As a former special education teacher, she was sure that some of the children she had seen in her classroom were capable of learning outside of a special education setting. Perhaps learning difficulties or behavior problems brought students to her, but she became convinced that with help, many of her students could learn in a general education setting.

A decade ago, when she became the principal of Trailblazer Elementary School in Colorado Springs, Colorado, she was able to hand pick staff members who shared her vision. Together they resolved to find out why children were being referred to special education.

The same questions were being studied at the Mountain Plains Regional Research Center (MPRRC), part of the technical assistance division at the Center for Persons with Disabilities. The Mountain Plains center helps state departments of education implement policies that extend the right of an education to all children. The idea behind Griego's vision, which she would later hear called "Response to Intervention," was to ensure that children were referred to special education only when it was appropriate. It was a goal that was soon to become part of the 2004 Reauthorization of the Individuals with Disabilities Education Act.

Under the traditional system, a child could experience a lot of failure before being referred for special education or further evaluation, said Carol Massanari, MPRRC co-director. Response to Intervention instead determines which children may need some extra help early in their educational experience. It also determines at what intensity the help is needed.

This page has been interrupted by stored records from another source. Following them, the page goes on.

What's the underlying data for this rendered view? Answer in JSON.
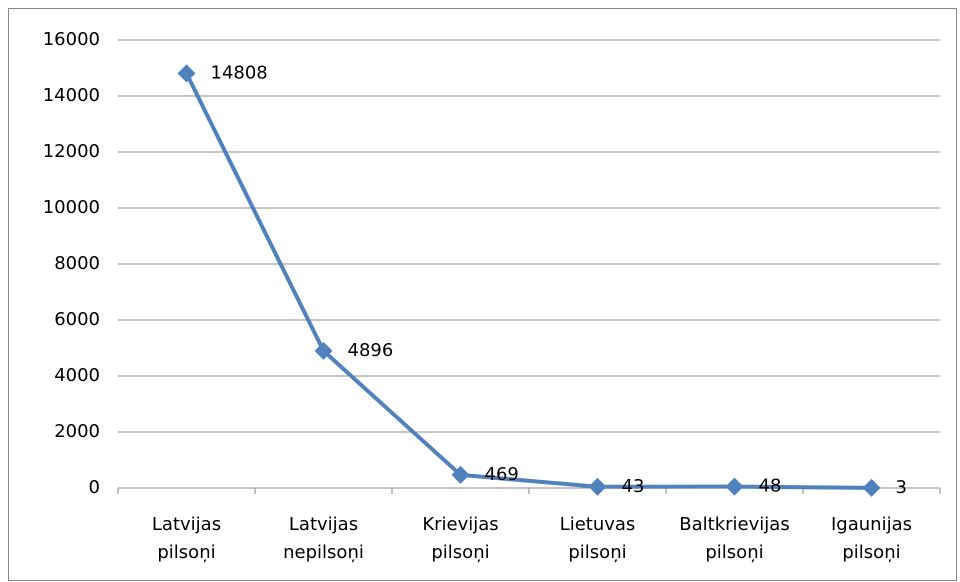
{
  "chart_data": {
    "type": "line",
    "categories": [
      "Latvijas pilsoņi",
      "Latvijas nepilsoņi",
      "Krievijas pilsoņi",
      "Lietuvas pilsoņi",
      "Baltkrievijas pilsoņi",
      "Igaunijas pilsoņi"
    ],
    "series": [
      {
        "color": "#4f81bd",
        "values": [
          14808,
          4896,
          469,
          43,
          48,
          3
        ]
      }
    ],
    "ylim": [
      0,
      16000
    ],
    "yticks": [
      0,
      2000,
      4000,
      6000,
      8000,
      10000,
      12000,
      14000,
      16000
    ],
    "grid": true
  }
}
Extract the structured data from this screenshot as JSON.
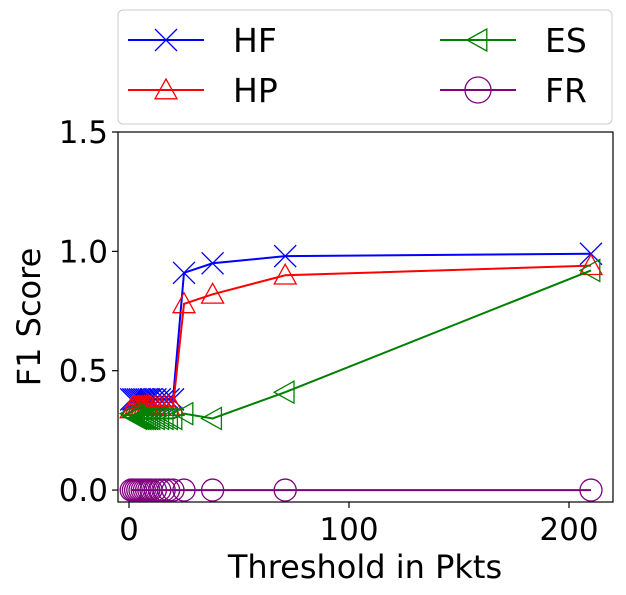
{
  "chart_data": {
    "type": "line",
    "xlabel": "Threshold in Pkts",
    "ylabel": "F1 Score",
    "xlim": [
      -5,
      220
    ],
    "ylim": [
      -0.05,
      1.5
    ],
    "xticks": [
      0,
      100,
      200
    ],
    "yticks": [
      0.0,
      0.5,
      1.0,
      1.5
    ],
    "xtick_labels": [
      "0",
      "100",
      "200"
    ],
    "ytick_labels": [
      "0.0",
      "0.5",
      "1.0",
      "1.5"
    ],
    "grid": false,
    "legend": {
      "placement": "top, outside plot, 2 columns"
    },
    "series": [
      {
        "name": "HF",
        "color": "#0000ff",
        "marker": "x",
        "x": [
          1,
          2,
          3,
          4,
          5,
          6,
          7,
          8,
          9,
          10,
          12,
          14,
          16,
          18,
          20,
          25,
          38,
          71,
          210
        ],
        "y": [
          0.38,
          0.38,
          0.38,
          0.38,
          0.38,
          0.38,
          0.38,
          0.38,
          0.38,
          0.38,
          0.38,
          0.38,
          0.38,
          0.38,
          0.38,
          0.91,
          0.95,
          0.98,
          0.99
        ]
      },
      {
        "name": "HP",
        "color": "#ff0000",
        "marker": "triangle-up",
        "x": [
          1,
          2,
          3,
          4,
          5,
          6,
          7,
          8,
          9,
          10,
          12,
          14,
          16,
          18,
          20,
          25,
          38,
          71,
          210
        ],
        "y": [
          0.34,
          0.35,
          0.35,
          0.35,
          0.35,
          0.35,
          0.35,
          0.35,
          0.35,
          0.35,
          0.35,
          0.35,
          0.35,
          0.35,
          0.35,
          0.78,
          0.82,
          0.9,
          0.94
        ]
      },
      {
        "name": "ES",
        "color": "#008000",
        "marker": "triangle-left",
        "x": [
          1,
          2,
          3,
          4,
          5,
          6,
          7,
          8,
          9,
          10,
          12,
          14,
          16,
          18,
          20,
          25,
          38,
          71,
          210
        ],
        "y": [
          0.32,
          0.31,
          0.31,
          0.3,
          0.3,
          0.3,
          0.3,
          0.3,
          0.3,
          0.3,
          0.3,
          0.3,
          0.3,
          0.3,
          0.3,
          0.32,
          0.3,
          0.41,
          0.92
        ]
      },
      {
        "name": "FR",
        "color": "#800080",
        "marker": "circle",
        "x": [
          1,
          2,
          3,
          4,
          5,
          6,
          7,
          8,
          9,
          10,
          12,
          14,
          16,
          18,
          20,
          25,
          38,
          71,
          210
        ],
        "y": [
          0.0,
          0.0,
          0.0,
          0.0,
          0.0,
          0.0,
          0.0,
          0.0,
          0.0,
          0.0,
          0.0,
          0.0,
          0.0,
          0.0,
          0.0,
          0.0,
          0.0,
          0.0,
          0.0
        ]
      }
    ]
  }
}
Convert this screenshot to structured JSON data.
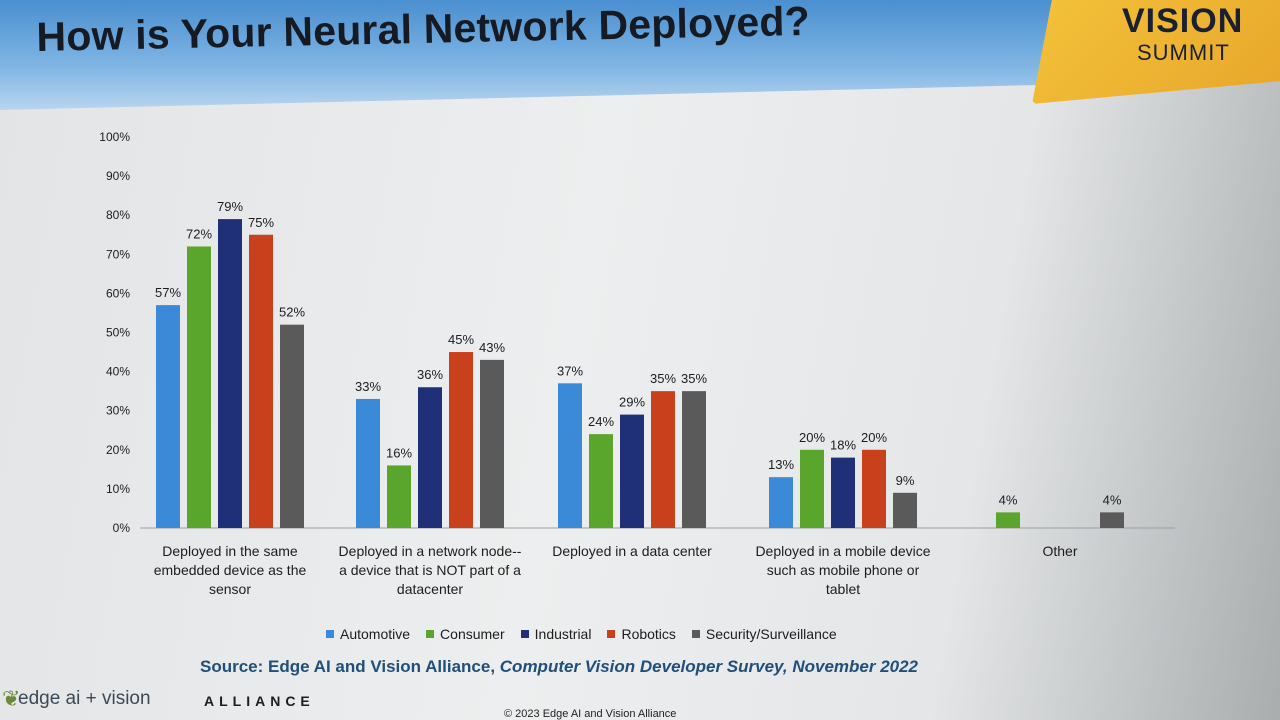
{
  "title": "How is Your Neural Network Deployed?",
  "logo": {
    "line1": "VISION",
    "line2": "SUMMIT"
  },
  "source": {
    "prefix": "Source: Edge AI and Vision Alliance, ",
    "italic": "Computer Vision Developer Survey, November 2022"
  },
  "footer": {
    "brand": "edge ai + vision",
    "alliance": "ALLIANCE",
    "copyright": "© 2023 Edge AI and Vision Alliance"
  },
  "colors": {
    "Automotive": "#3a8ad8",
    "Consumer": "#5aa52c",
    "Industrial": "#1f2f78",
    "Robotics": "#c9401c",
    "Security/Surveillance": "#5a5a5a"
  },
  "chart_data": {
    "type": "bar",
    "ylim": [
      0,
      100
    ],
    "yticks": [
      "0%",
      "10%",
      "20%",
      "30%",
      "40%",
      "50%",
      "60%",
      "70%",
      "80%",
      "90%",
      "100%"
    ],
    "grid": false,
    "legend": "bottom",
    "categories": [
      [
        "Deployed in the same",
        "embedded device as the",
        "sensor"
      ],
      [
        "Deployed in a network node--",
        "a device that is NOT part of a",
        "datacenter"
      ],
      [
        "Deployed in a data center"
      ],
      [
        "Deployed in a mobile device",
        "such as mobile phone or",
        "tablet"
      ],
      [
        "Other"
      ]
    ],
    "series": [
      {
        "name": "Automotive",
        "values": [
          57,
          33,
          37,
          13,
          null
        ]
      },
      {
        "name": "Consumer",
        "values": [
          72,
          16,
          24,
          20,
          4
        ]
      },
      {
        "name": "Industrial",
        "values": [
          79,
          36,
          29,
          18,
          null
        ]
      },
      {
        "name": "Robotics",
        "values": [
          75,
          45,
          35,
          20,
          null
        ]
      },
      {
        "name": "Security/Surveillance",
        "values": [
          52,
          43,
          35,
          9,
          4
        ]
      }
    ]
  }
}
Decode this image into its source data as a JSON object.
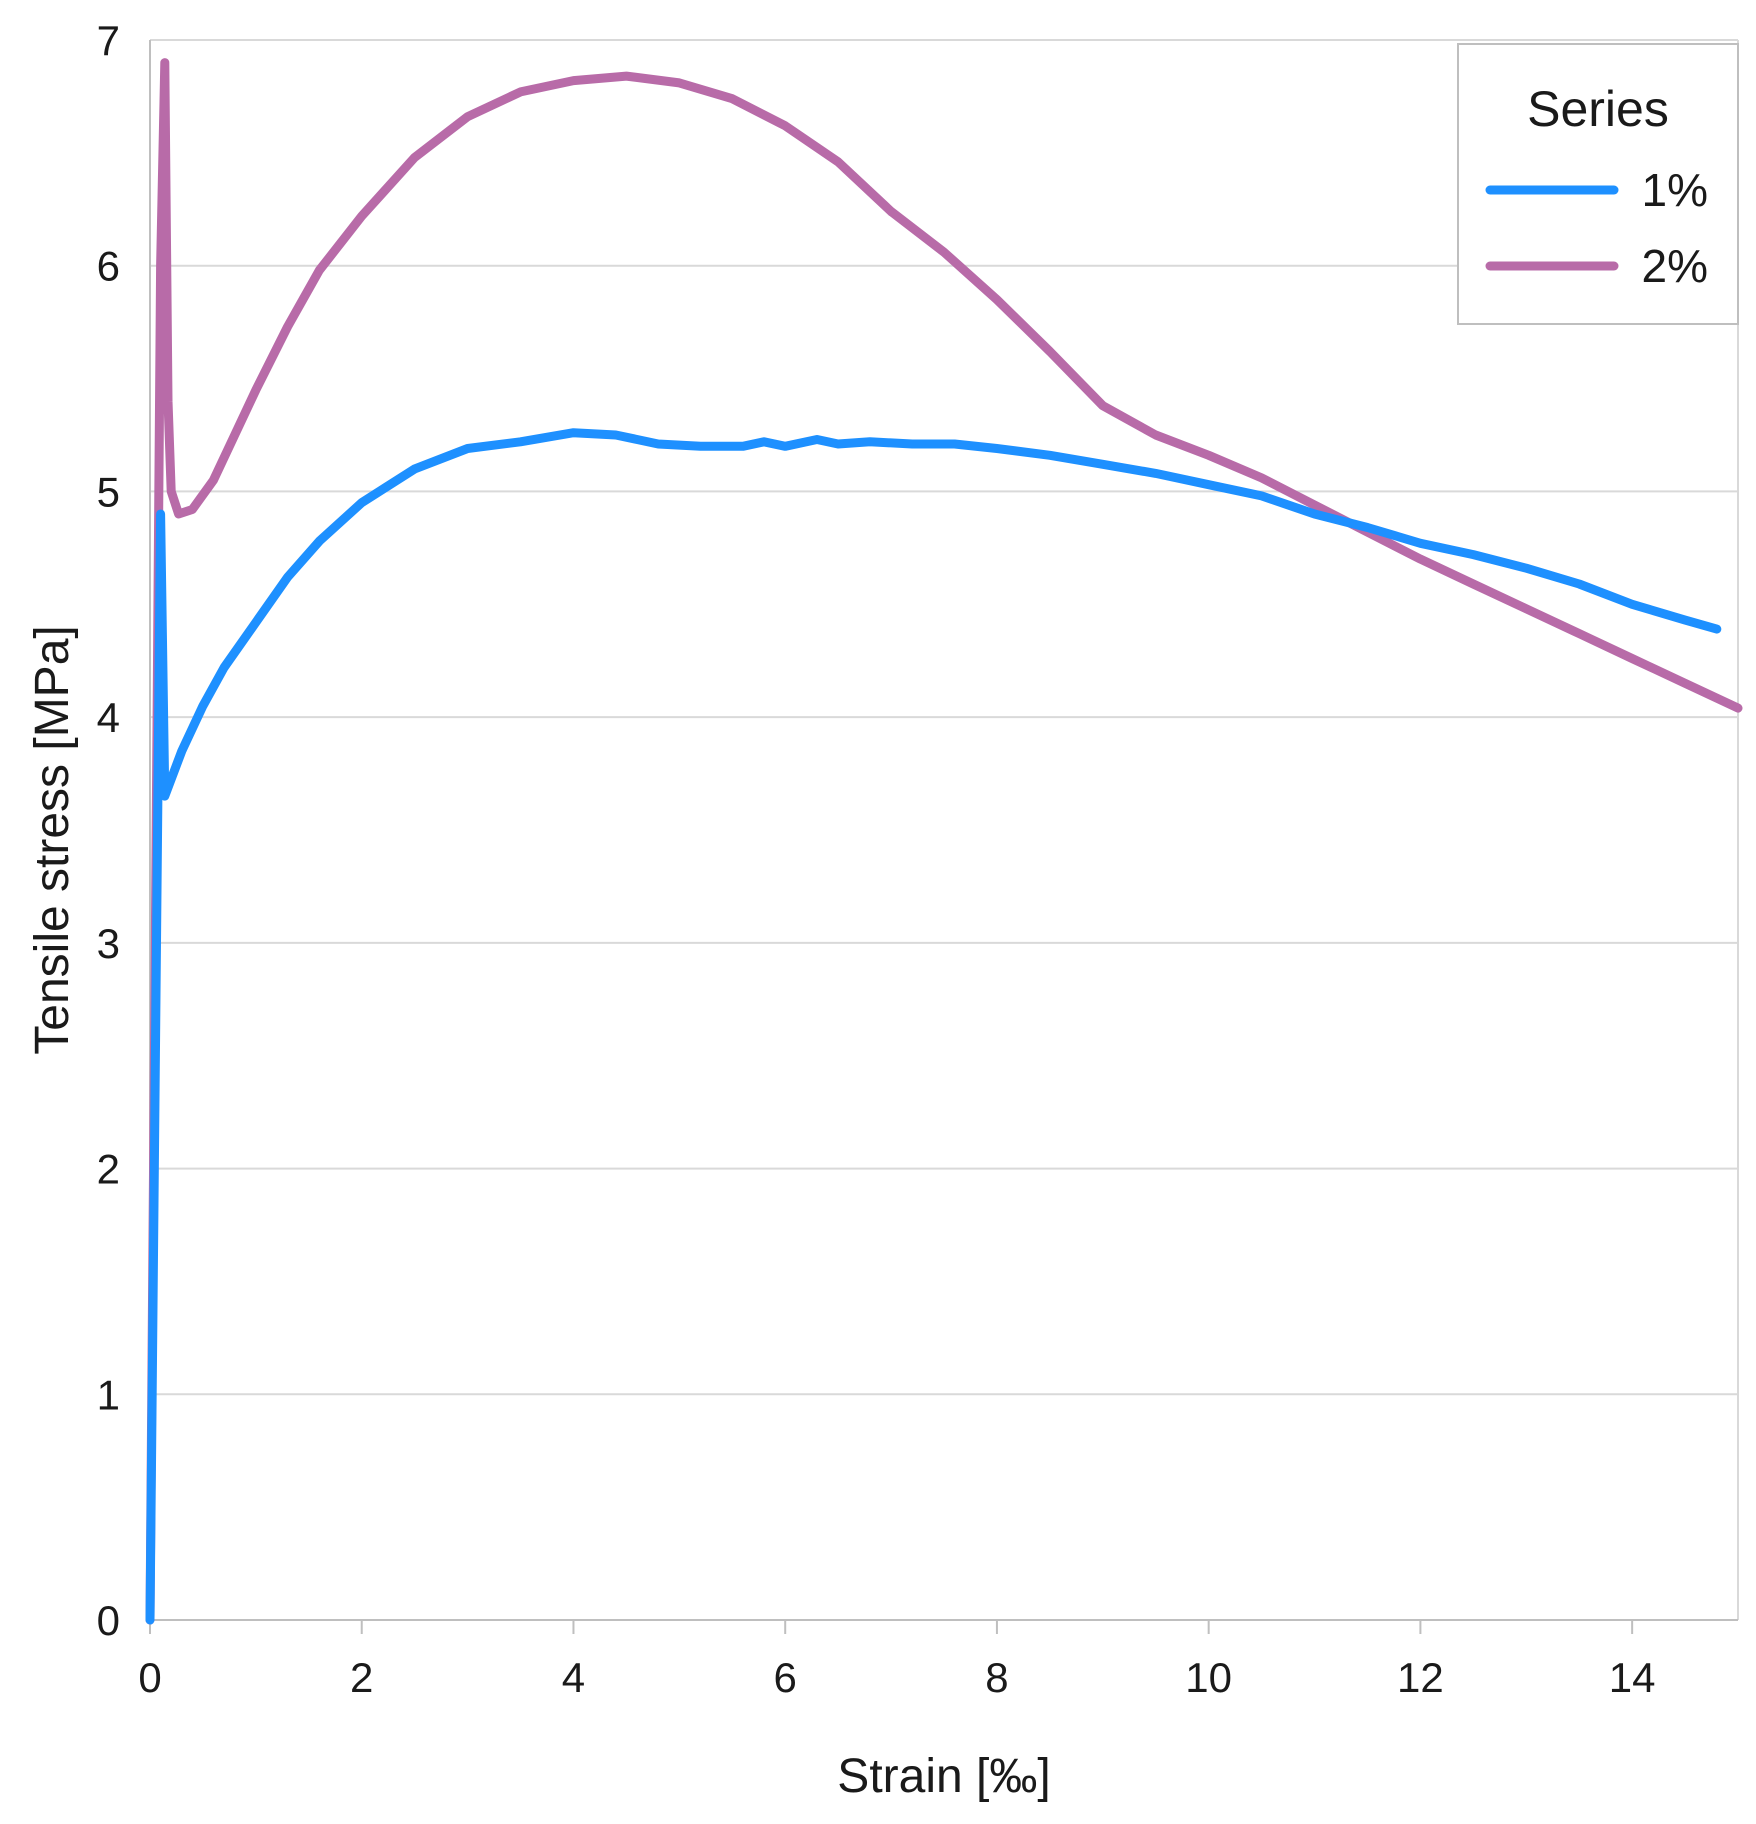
{
  "chart_data": {
    "type": "line",
    "xlabel": "Strain [‰]",
    "ylabel": "Tensile stress [MPa]",
    "xlim": [
      0,
      15
    ],
    "ylim": [
      0,
      7
    ],
    "x_ticks": [
      0,
      2,
      4,
      6,
      8,
      10,
      12,
      14
    ],
    "y_ticks": [
      0,
      1,
      2,
      3,
      4,
      5,
      6,
      7
    ],
    "grid": "horizontal",
    "legend": {
      "title": "Series",
      "placement": "top-right"
    },
    "series": [
      {
        "name": "1%",
        "color": "#1e90ff",
        "points": [
          [
            0,
            0
          ],
          [
            0.1,
            4.9
          ],
          [
            0.14,
            3.65
          ],
          [
            0.3,
            3.85
          ],
          [
            0.5,
            4.05
          ],
          [
            0.7,
            4.22
          ],
          [
            1.0,
            4.42
          ],
          [
            1.3,
            4.62
          ],
          [
            1.6,
            4.78
          ],
          [
            2.0,
            4.95
          ],
          [
            2.5,
            5.1
          ],
          [
            3.0,
            5.19
          ],
          [
            3.5,
            5.22
          ],
          [
            4.0,
            5.26
          ],
          [
            4.4,
            5.25
          ],
          [
            4.8,
            5.21
          ],
          [
            5.2,
            5.2
          ],
          [
            5.6,
            5.2
          ],
          [
            5.8,
            5.22
          ],
          [
            6.0,
            5.2
          ],
          [
            6.3,
            5.23
          ],
          [
            6.5,
            5.21
          ],
          [
            6.8,
            5.22
          ],
          [
            7.2,
            5.21
          ],
          [
            7.6,
            5.21
          ],
          [
            8.0,
            5.19
          ],
          [
            8.5,
            5.16
          ],
          [
            9.0,
            5.12
          ],
          [
            9.5,
            5.08
          ],
          [
            10.0,
            5.03
          ],
          [
            10.5,
            4.98
          ],
          [
            11.0,
            4.9
          ],
          [
            11.5,
            4.84
          ],
          [
            12.0,
            4.77
          ],
          [
            12.5,
            4.72
          ],
          [
            13.0,
            4.66
          ],
          [
            13.5,
            4.59
          ],
          [
            14.0,
            4.5
          ],
          [
            14.5,
            4.43
          ],
          [
            14.8,
            4.39
          ]
        ]
      },
      {
        "name": "2%",
        "color": "#b86ba8",
        "points": [
          [
            0,
            0
          ],
          [
            0.05,
            3.0
          ],
          [
            0.1,
            6.0
          ],
          [
            0.14,
            6.9
          ],
          [
            0.17,
            5.4
          ],
          [
            0.2,
            5.0
          ],
          [
            0.27,
            4.9
          ],
          [
            0.4,
            4.92
          ],
          [
            0.6,
            5.05
          ],
          [
            0.8,
            5.25
          ],
          [
            1.0,
            5.45
          ],
          [
            1.3,
            5.73
          ],
          [
            1.6,
            5.98
          ],
          [
            2.0,
            6.22
          ],
          [
            2.5,
            6.48
          ],
          [
            3.0,
            6.66
          ],
          [
            3.5,
            6.77
          ],
          [
            4.0,
            6.82
          ],
          [
            4.5,
            6.84
          ],
          [
            5.0,
            6.81
          ],
          [
            5.5,
            6.74
          ],
          [
            6.0,
            6.62
          ],
          [
            6.5,
            6.46
          ],
          [
            7.0,
            6.24
          ],
          [
            7.5,
            6.06
          ],
          [
            8.0,
            5.85
          ],
          [
            8.5,
            5.62
          ],
          [
            9.0,
            5.38
          ],
          [
            9.5,
            5.25
          ],
          [
            10.0,
            5.16
          ],
          [
            10.5,
            5.06
          ],
          [
            11.0,
            4.94
          ],
          [
            11.5,
            4.82
          ],
          [
            12.0,
            4.7
          ],
          [
            12.5,
            4.59
          ],
          [
            13.0,
            4.48
          ],
          [
            13.5,
            4.37
          ],
          [
            14.0,
            4.26
          ],
          [
            14.5,
            4.15
          ],
          [
            15.0,
            4.04
          ]
        ]
      }
    ]
  }
}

It ensures that lack of instruction is not the cause of a special education referral.

The concept was being proposed as a change for the 2004 Individuals with Disabilities Education Act re-authorization, but before the updated law went into effect, policymakers wanted some data from schools that had tried it out. They turned to the Regional Resource Center Network, of which the Mountain Plains center is a member, and asked for information. This request turned into a national study coordinated with the National Research Center on Learning Disabilities (NRCLD).

Through this study the MPRRC, in turn, looked for schools that were practicing the critical features of Response to Intervention. They found a few, including one in Colorado Springs. That's how the MPRRC met Trailblazer Elementary.

Griego and her staff members had amassed data on the effectiveness of their system, which used a three-tier approach to determine what level of intervention their students needed. They shared their data with the MPRRC. The center passed the information on to NRCLD as part of the study, which eventually resulted in informing national policy.

After the law was on the books, the Center has been helping states develop their own guidelines for putting the updated law into practice. The Center shared information with states, and also with Griego. The MPRRC has helped to connect principals who have been using response to intervention strategies with those who want to learn more. The sharing of ideas between her school, the MPRRC and other RTI experts nationwide helped Griego and her staff focus their efforts even more.

"I was able to bring a lot more back to the staff in terms of refining our process," she said.